Several tenements were demolished, and the poor population of the central region moved to the slopes of hills, to the port area and to Caju, especially the hills of Health and Welfare. The population grew so disorderly, initiating the process of favelizacao.  The governments were not very worried at the time – which did not prevent the adoption of several other urban and health reforms that changed the image of the then capital of the Republic.

This period saw the opening of the Municipal Theater of Rio Branco Avenue, buildings inspired by elements of the Parisian Belle Epoque, and the inauguration, in 1908, of the cable car to Sugar Loaf.  This cable car was one of the landmarks of the Brazilian engineering.

The opening of the old tunnel, which made the connection between Botafogo and Copacabana, led to the occupation of the southern region.  The appearance of the Copacabana Palace, in 1923, started the process of occupation and tourism in the region, which experienced a population explosion. The Christ the Redeemer was inaugurated in 1931, becoming one of the major pictures on postcards of Rio and Brazil.

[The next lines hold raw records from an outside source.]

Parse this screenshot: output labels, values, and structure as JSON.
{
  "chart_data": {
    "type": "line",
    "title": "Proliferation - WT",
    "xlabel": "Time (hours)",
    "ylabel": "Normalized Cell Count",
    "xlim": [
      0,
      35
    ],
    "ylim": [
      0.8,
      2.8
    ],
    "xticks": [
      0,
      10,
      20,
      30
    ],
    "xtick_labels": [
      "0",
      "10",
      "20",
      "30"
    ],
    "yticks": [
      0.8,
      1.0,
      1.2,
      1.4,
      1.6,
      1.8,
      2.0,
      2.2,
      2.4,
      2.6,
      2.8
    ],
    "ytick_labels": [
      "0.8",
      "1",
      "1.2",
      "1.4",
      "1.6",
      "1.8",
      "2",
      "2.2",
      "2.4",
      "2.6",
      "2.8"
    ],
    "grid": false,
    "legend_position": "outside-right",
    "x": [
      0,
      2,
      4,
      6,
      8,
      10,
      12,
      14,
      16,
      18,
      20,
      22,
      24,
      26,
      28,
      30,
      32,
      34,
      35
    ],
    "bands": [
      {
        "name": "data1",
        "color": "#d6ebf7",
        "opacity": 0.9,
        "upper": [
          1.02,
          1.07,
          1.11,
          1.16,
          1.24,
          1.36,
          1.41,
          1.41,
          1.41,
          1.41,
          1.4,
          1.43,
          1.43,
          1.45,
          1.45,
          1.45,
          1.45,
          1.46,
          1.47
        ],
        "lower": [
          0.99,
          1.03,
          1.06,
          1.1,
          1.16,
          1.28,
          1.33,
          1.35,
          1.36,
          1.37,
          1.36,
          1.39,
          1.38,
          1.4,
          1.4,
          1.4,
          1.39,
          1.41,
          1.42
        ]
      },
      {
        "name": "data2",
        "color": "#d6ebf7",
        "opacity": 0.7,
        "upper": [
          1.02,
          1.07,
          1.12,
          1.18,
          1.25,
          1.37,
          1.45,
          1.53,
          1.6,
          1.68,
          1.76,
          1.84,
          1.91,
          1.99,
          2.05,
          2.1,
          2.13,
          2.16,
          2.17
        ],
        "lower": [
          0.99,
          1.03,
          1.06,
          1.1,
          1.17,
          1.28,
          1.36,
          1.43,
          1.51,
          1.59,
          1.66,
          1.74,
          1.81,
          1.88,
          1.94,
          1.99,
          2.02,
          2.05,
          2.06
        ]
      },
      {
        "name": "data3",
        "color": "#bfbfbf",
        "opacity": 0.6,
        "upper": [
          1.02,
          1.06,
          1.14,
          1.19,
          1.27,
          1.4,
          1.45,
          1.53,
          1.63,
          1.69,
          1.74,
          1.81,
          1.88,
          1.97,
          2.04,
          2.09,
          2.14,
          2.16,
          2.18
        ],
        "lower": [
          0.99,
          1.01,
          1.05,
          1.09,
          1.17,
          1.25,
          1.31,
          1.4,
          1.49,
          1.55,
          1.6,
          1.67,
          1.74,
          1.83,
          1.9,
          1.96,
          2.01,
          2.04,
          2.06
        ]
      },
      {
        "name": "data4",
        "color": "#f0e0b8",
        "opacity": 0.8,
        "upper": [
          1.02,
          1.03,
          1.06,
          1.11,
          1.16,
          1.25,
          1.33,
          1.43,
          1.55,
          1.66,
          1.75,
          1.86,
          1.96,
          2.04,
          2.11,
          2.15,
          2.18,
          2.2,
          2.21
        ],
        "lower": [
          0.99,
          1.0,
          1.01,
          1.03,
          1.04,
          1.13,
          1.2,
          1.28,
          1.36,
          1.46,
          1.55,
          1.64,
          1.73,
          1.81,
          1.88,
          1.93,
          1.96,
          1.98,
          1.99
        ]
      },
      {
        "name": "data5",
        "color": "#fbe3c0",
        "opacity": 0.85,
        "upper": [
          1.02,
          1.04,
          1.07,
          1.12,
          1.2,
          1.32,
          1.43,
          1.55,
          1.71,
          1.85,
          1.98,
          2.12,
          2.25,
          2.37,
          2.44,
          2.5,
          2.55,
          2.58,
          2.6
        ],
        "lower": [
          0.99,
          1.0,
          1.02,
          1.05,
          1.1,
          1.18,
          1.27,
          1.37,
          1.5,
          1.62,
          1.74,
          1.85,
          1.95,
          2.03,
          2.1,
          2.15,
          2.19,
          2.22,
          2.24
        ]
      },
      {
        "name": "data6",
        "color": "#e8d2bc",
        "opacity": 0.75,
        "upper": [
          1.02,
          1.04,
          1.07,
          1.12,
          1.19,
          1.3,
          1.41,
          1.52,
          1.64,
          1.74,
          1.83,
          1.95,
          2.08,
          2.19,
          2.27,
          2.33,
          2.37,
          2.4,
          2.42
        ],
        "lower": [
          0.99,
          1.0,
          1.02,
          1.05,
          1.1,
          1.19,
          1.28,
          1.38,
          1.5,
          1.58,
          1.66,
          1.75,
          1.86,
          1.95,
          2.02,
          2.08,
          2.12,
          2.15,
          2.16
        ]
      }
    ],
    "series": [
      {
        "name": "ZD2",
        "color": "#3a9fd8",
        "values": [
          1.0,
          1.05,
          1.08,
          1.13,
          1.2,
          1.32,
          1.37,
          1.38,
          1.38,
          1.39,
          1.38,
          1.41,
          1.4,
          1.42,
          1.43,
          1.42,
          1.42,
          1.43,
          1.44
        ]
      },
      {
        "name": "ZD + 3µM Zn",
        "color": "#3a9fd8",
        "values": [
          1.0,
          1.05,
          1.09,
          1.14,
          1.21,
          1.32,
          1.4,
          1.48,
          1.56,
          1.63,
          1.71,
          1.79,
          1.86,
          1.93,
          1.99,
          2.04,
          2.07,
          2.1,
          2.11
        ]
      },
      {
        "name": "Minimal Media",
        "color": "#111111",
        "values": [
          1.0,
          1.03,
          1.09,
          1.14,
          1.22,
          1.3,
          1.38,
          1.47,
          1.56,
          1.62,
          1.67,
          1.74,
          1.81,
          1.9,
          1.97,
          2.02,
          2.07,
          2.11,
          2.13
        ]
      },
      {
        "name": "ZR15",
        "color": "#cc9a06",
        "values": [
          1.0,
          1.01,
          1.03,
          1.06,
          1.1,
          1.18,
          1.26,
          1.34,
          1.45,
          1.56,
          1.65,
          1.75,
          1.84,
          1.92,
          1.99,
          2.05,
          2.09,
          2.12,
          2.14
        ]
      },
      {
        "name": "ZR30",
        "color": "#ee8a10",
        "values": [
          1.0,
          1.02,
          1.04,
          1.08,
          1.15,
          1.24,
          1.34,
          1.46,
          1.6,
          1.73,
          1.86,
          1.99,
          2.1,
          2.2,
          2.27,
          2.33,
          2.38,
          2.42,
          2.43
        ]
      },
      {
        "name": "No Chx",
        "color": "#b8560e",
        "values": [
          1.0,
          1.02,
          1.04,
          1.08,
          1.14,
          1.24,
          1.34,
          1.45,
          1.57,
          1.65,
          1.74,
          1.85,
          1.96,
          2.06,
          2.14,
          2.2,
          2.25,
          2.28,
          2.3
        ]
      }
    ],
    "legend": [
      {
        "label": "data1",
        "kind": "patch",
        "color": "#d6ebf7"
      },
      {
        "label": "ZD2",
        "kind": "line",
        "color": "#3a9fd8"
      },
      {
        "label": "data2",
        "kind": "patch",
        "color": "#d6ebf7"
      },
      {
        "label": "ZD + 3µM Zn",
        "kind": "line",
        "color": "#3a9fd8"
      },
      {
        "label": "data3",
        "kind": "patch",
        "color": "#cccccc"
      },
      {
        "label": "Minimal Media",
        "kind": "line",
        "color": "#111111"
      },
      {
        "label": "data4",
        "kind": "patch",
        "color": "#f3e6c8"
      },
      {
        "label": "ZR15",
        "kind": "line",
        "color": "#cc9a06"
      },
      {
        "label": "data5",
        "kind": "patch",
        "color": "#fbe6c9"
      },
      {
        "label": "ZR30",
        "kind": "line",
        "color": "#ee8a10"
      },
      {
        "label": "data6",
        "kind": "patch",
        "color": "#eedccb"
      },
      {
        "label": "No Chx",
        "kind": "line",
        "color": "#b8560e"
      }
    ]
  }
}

Rio historyAfter the transfer of the Federal Capital to Brasilia in 1960, the River was transformed into a city-state with the name of Guanabara. On March 15, 1975 Guanabara was merged with the former state of Rio de Janeiro, and July 23 promulgated the Constitution of Rio de Janeiro.

In 1992, Rio de Janeiro hosted the UN Conference on Environment and Development (UNCTAD).  Also known as Rio-92, or ECO-92, it was the first international meeting of weight to be held after the end of the Cold War, with the presence of Delegations from 175 countries.

It was the seat of the Pan-American Games of 2007, during which time it invested in sports facilities (including construction of the new Joao Havelange Stadium), transportation, public safety and urban infrastructure.